Scheduling is insane most days.

I fondly remember when, just a few years ago, I had free time to spare. I was prolific. I wrote code all the time, writing Ruby bindings for SQLite3, a server-automation tool called Capistrano, a pure-Ruby SSH client called Net-SSH, and lots of other things, like a dungeon generator, a budgeting tool, ray tracers, and more. I experimented, I tinkered, I dreamed…

It was like living near the ocean! Oh, that constant roar of creativity, and generativity…

My productivity is much more constrained these days. I feel much farther from that well of creativity–much higher, with metaphorical mountains and deserts and forests standing between me and those bright days. I look at what I’m producing and it feels like the barest trickle of what it used to be.

The whisper of a stream, to the roaring of the ocean that was.

I have to create. It’s who I am, what I do. It’s how I think about myself, and how I relate to the world around me. The thought of making more time by simply not playing music, or writing stories, or crafting code… I’d be miserable, and lost.

So instead of making time for new creation by removing constraints, I’ve discovered that I can instead constrain my time for creation. Instead of bemoaning the ocean that I used to have, I can channel a few moments each day into a little stream, whispering and murmuring its way along. I take the things I want to work on, box them up, and commit to spending time each day on them.

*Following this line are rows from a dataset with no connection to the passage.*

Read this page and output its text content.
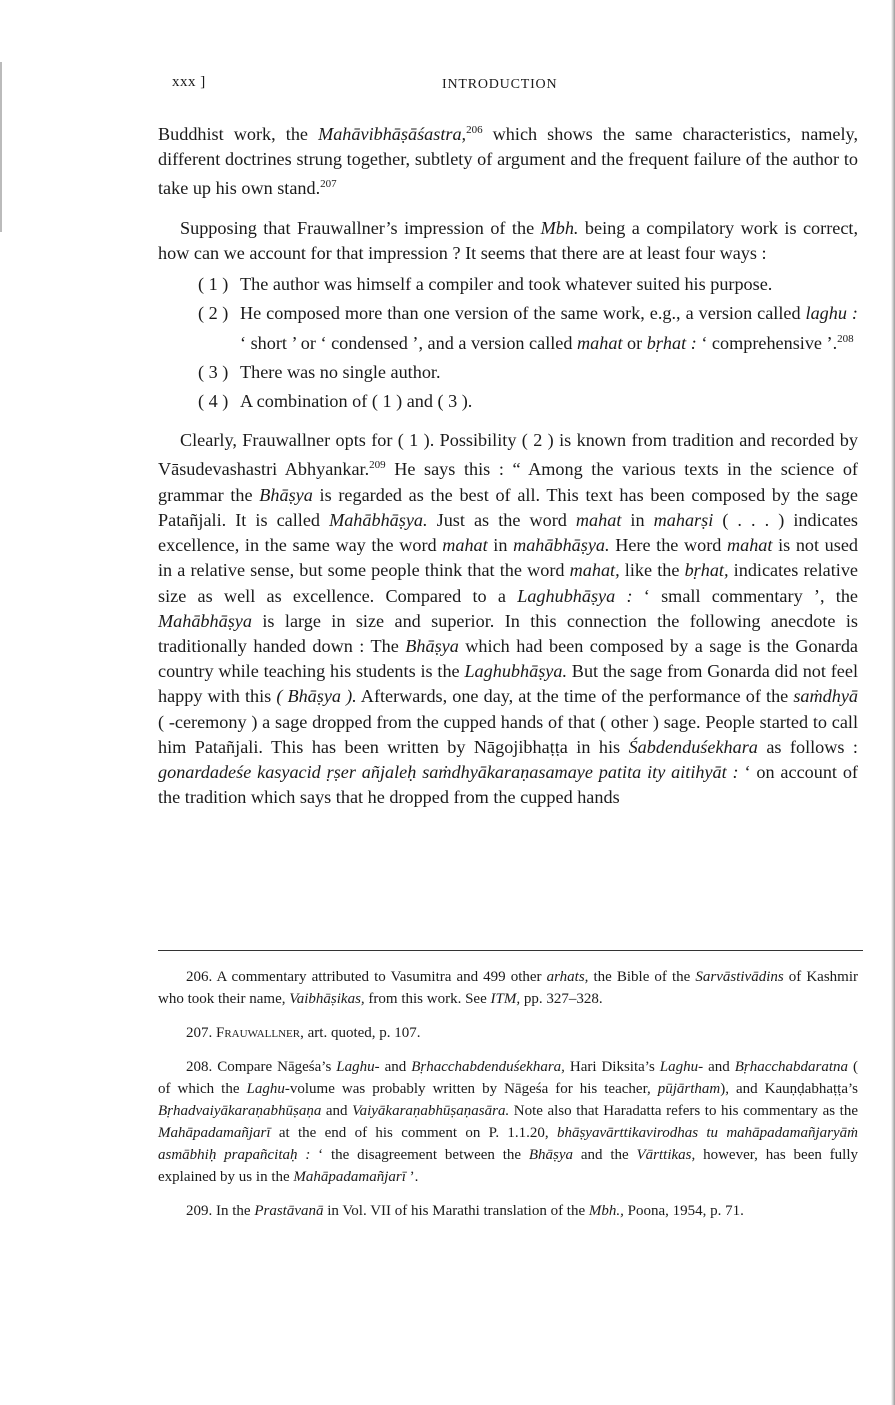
xxx ]	INTRODUCTION

Buddhist work, the Mahāvibhāṣāśastra,$^{206}$ which shows the same characteristics, namely, different doctrines strung together, subtlety of argument and the frequent failure of the author to take up his own stand.$^{207}$

Supposing that Frauwallner’s impression of the Mbh. being a compilatory work is correct, how can we account for that impression ? It seems that there are at least four ways :

( 1 ) The author was himself a compiler and took whatever suited his purpose.
( 2 ) He composed more than one version of the same work, e.g., a version called laghu : ‘ short ’ or ‘ condensed ’, and a version called mahat or bṛhat : ‘ comprehensive ’.$^{208}$
( 3 ) There was no single author.
( 4 ) A combination of ( 1 ) and ( 3 ).

Clearly, Frauwallner opts for ( 1 ). Possibility ( 2 ) is known from tradition and recorded by Vāsudevashastri Abhyankar.$^{209}$ He says this : “ Among the various texts in the science of grammar the Bhāṣya is regarded as the best of all. This text has been composed by the sage Patañjali. It is called Mahābhāṣya. Just as the word mahat in maharṣi ( . . . ) indicates excellence, in the same way the word mahat in mahābhāṣya. Here the word mahat is not used in a relative sense, but some people think that the word mahat, like the bṛhat, indicates relative size as well as excellence. Compared to a Laghubhāṣya : ‘ small commentary ’, the Mahābhāṣya is large in size and superior. In this connection the following anecdote is traditionally handed down : The Bhāṣya which had been composed by a sage is the Gonarda country while teaching his students is the Laghubhāṣya. But the sage from Gonarda did not feel happy with this ( Bhāṣya ). Afterwards, one day, at the time of the performance of the saṁdhyā ( -ceremony ) a sage dropped from the cupped hands of that ( other ) sage. People started to call him Patañjali. This has been written by Nāgojibhaṭṭa in his Śabdenduśekhara as follows : gonardadeśe kasyacid ṛṣer añjaleḥ saṁdhyākaraṇasamaye patita ity aitihyāt : ‘ on account of the tradition which says that he dropped from the cupped hands

206. A commentary attributed to Vasumitra and 499 other arhats, the Bible of the Sarvāstivādins of Kashmir who took their name, Vaibhāṣikas, from this work. See ITM, pp. 327–328.

207. Frauwallner, art. quoted, p. 107.

208. Compare Nāgeśa’s Laghu- and Bṛhacchabdenduśekhara, Hari Diksita’s Laghu- and Bṛhacchabdaratna ( of which the Laghu-volume was probably written by Nāgeśa for his teacher, pūjārtham), and Kauṇḍabhaṭṭa’s Bṛhadvaiyākaraṇabhūṣaṇa and Vaiyākaraṇabhūṣaṇasāra. Note also that Haradatta refers to his commentary as the Mahāpadamañjarī at the end of his comment on P. 1.1.20, bhāṣyavārttikavirodhas tu mahāpadamañjaryāṁ asmābhiḥ prapañcitaḥ : ‘ the disagreement between the Bhāṣya and the Vārttikas, however, has been fully explained by us in the Mahāpadamañjarī ’.

209. In the Prastāvanā in Vol. VII of his Marathi translation of the Mbh., Poona, 1954, p. 71.
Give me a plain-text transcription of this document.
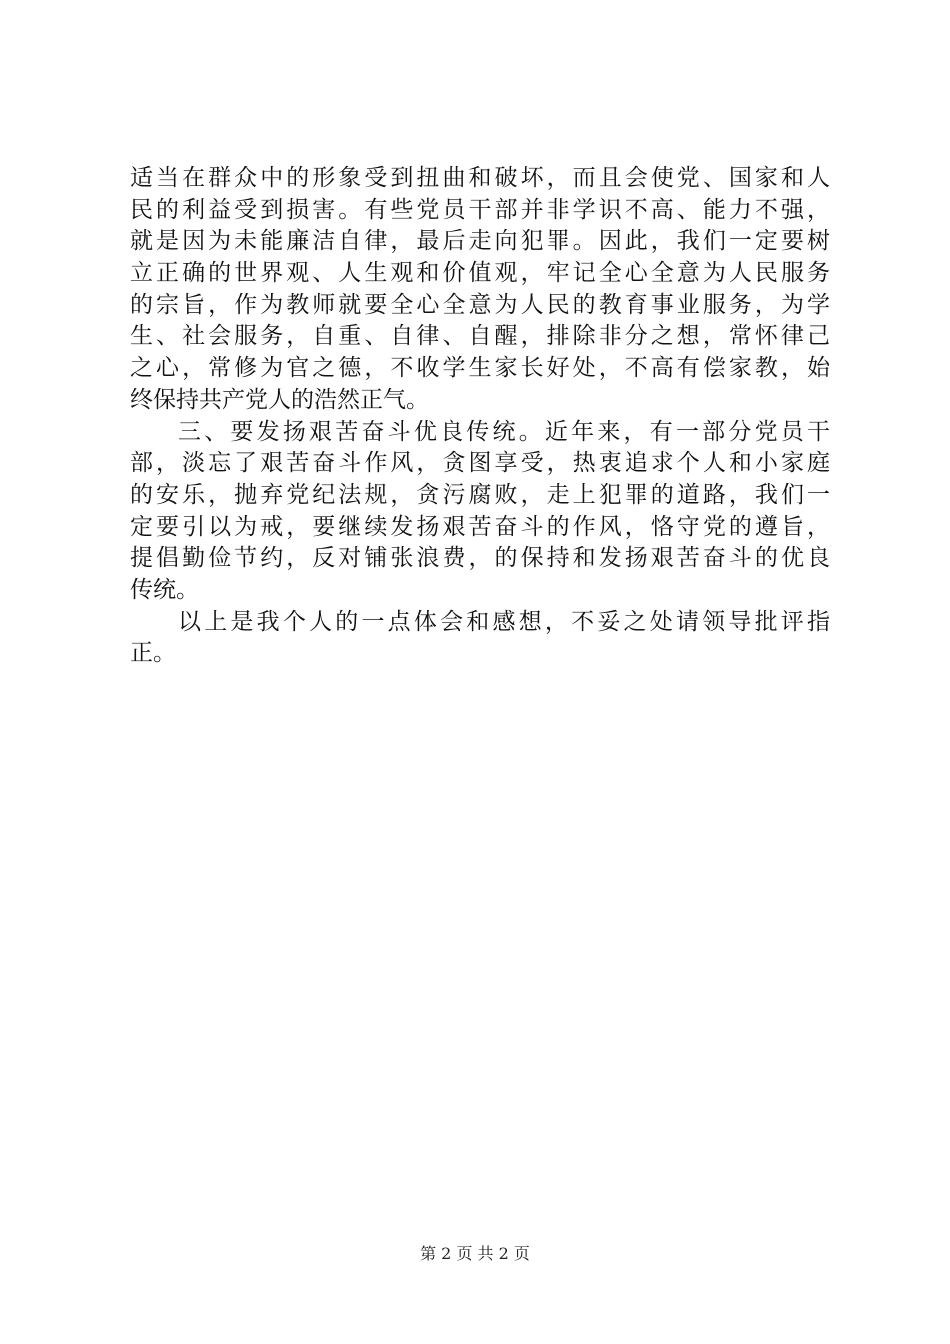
适当在群众中的形象受到扭曲和破坏，而且会使党、国家和人
民的利益受到损害。有些党员干部并非学识不高、能力不强，
就是因为未能廉洁自律，最后走向犯罪。因此，我们一定要树
立正确的世界观、人生观和价值观，牢记全心全意为人民服务
的宗旨，作为教师就要全心全意为人民的教育事业服务，为学
生、社会服务，自重、自律、自醒，排除非分之想，常怀律己
之心，常修为官之德，不收学生家长好处，不高有偿家教，始
终保持共产党人的浩然正气。
三、要发扬艰苦奋斗优良传统。近年来，有一部分党员干
部，淡忘了艰苦奋斗作风，贪图享受，热衷追求个人和小家庭
的安乐，抛弃党纪法规，贪污腐败，走上犯罪的道路，我们一
定要引以为戒，要继续发扬艰苦奋斗的作风，恪守党的遵旨，
提倡勤俭节约，反对铺张浪费，的保持和发扬艰苦奋斗的优良
传统。
以上是我个人的一点体会和感想，不妥之处请领导批评指
正。
第 2 页 共 2 页
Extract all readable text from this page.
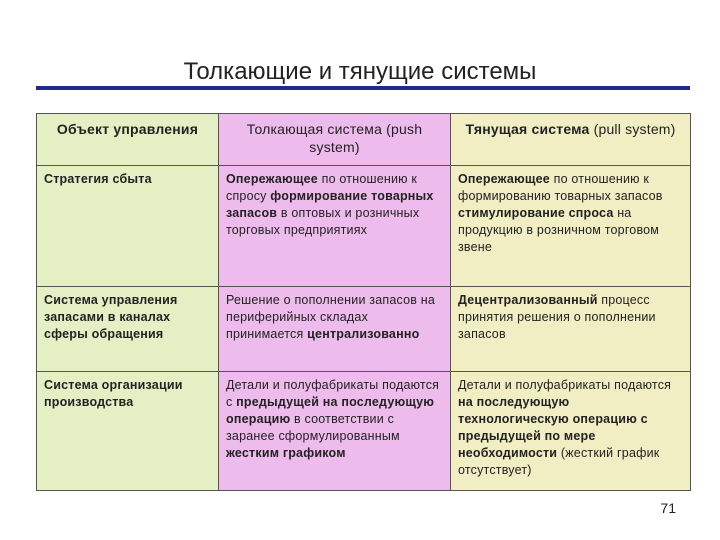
Толкающие и тянущие системы
Объект управления	Толкающая система (push system)	Тянущая система (pull system)
Стратегия сбыта	Опережающее по отношению к спросу формирование товарных запасов в оптовых и розничных торговых предприятиях	Опережающее по отношению к формированию товарных запасов стимулирование спроса на продукцию в розничном торговом звене
Система управления запасами в каналах сферы обращения	Решение о пополнении запасов на периферийных складах принимается централизованно	Децентрализованный процесс принятия решения о пополнении запасов
Система организации производства	Детали и полуфабрикаты подаются с предыдущей на последующую операцию в соответствии с заранее сформулированным жестким графиком	Детали и полуфабрикаты подаются на последующую технологическую операцию с предыдущей по мере необходимости (жесткий график отсутствует)
71
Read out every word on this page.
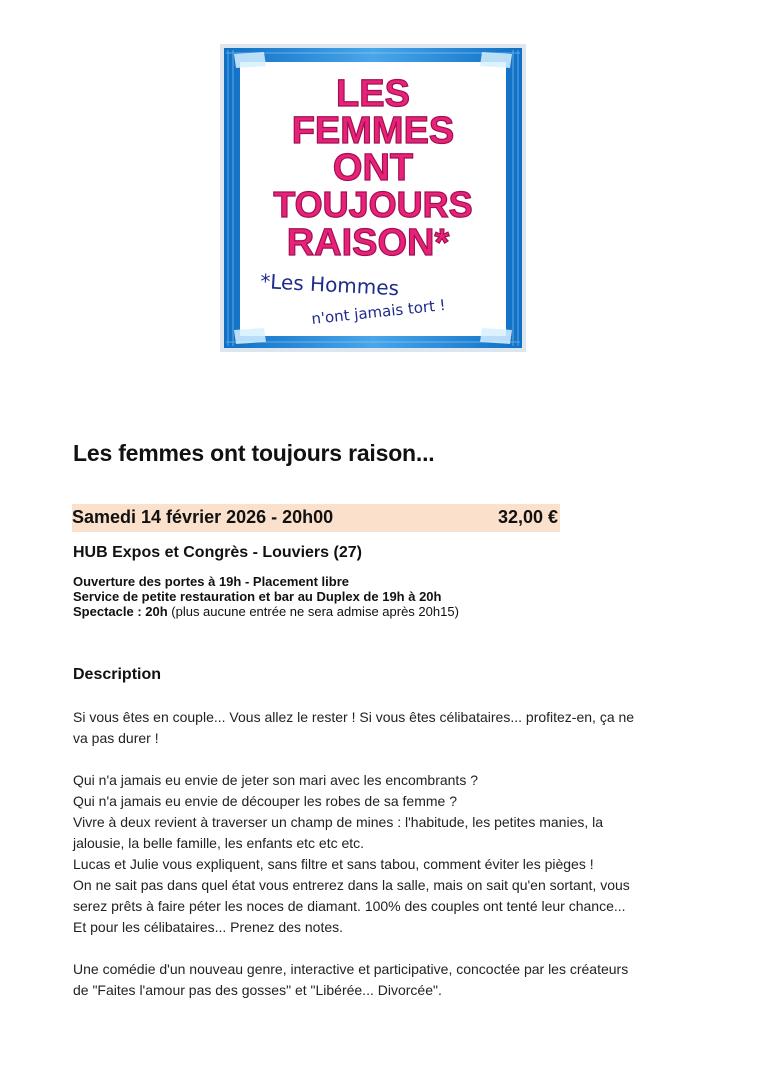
LES
FEMMES
ONT
TOUJOURS
RAISON*
*Les Hommes
n'ont jamais tort !
Les femmes ont toujours raison...
Samedi 14 février 2026 - 20h00	32,00 €
HUB Expos et Congrès - Louviers (27)
Ouverture des portes à 19h - Placement libre
Service de petite restauration et bar au Duplex de 19h à 20h
Spectacle : 20h (plus aucune entrée ne sera admise après 20h15)
Description

Si vous êtes en couple... Vous allez le rester ! Si vous êtes célibataires... profitez-en, ça ne
va pas durer !

Qui n'a jamais eu envie de jeter son mari avec les encombrants ?
Qui n'a jamais eu envie de découper les robes de sa femme ?
Vivre à deux revient à traverser un champ de mines : l'habitude, les petites manies, la
jalousie, la belle famille, les enfants etc etc etc.
Lucas et Julie vous expliquent, sans filtre et sans tabou, comment éviter les pièges !
On ne sait pas dans quel état vous entrerez dans la salle, mais on sait qu'en sortant, vous
serez prêts à faire péter les noces de diamant. 100% des couples ont tenté leur chance...
Et pour les célibataires... Prenez des notes.

Une comédie d'un nouveau genre, interactive et participative, concoctée par les créateurs
de "Faites l'amour pas des gosses" et "Libérée... Divorcée".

Literally “moments”, sometimes. I try to practice guitar for 15 minutes each day, but some days it’s more like I play a few scales and put the guitar away. I try to work on writing for 15 minutes daily, too, but there have been days when I count it even if I only managed to brainstorm one new idea for a story.

The important thing isn’t how much I’m producing, but that I’m still moving myself forward. I still have momentum. My stream isn’t carrying very much, and it’s certainly not going anywhere very quickly, but these drought-days of sparse creativity and meager output are temporary. Someday these constraints will change, and I’ll find that reservoir of productivity again.

I’ll take it a day at a time, a little water here, a bit of generativity there.

I think the Koreans have it right. Even this weakly-flowing stream will eventually reach the ocean.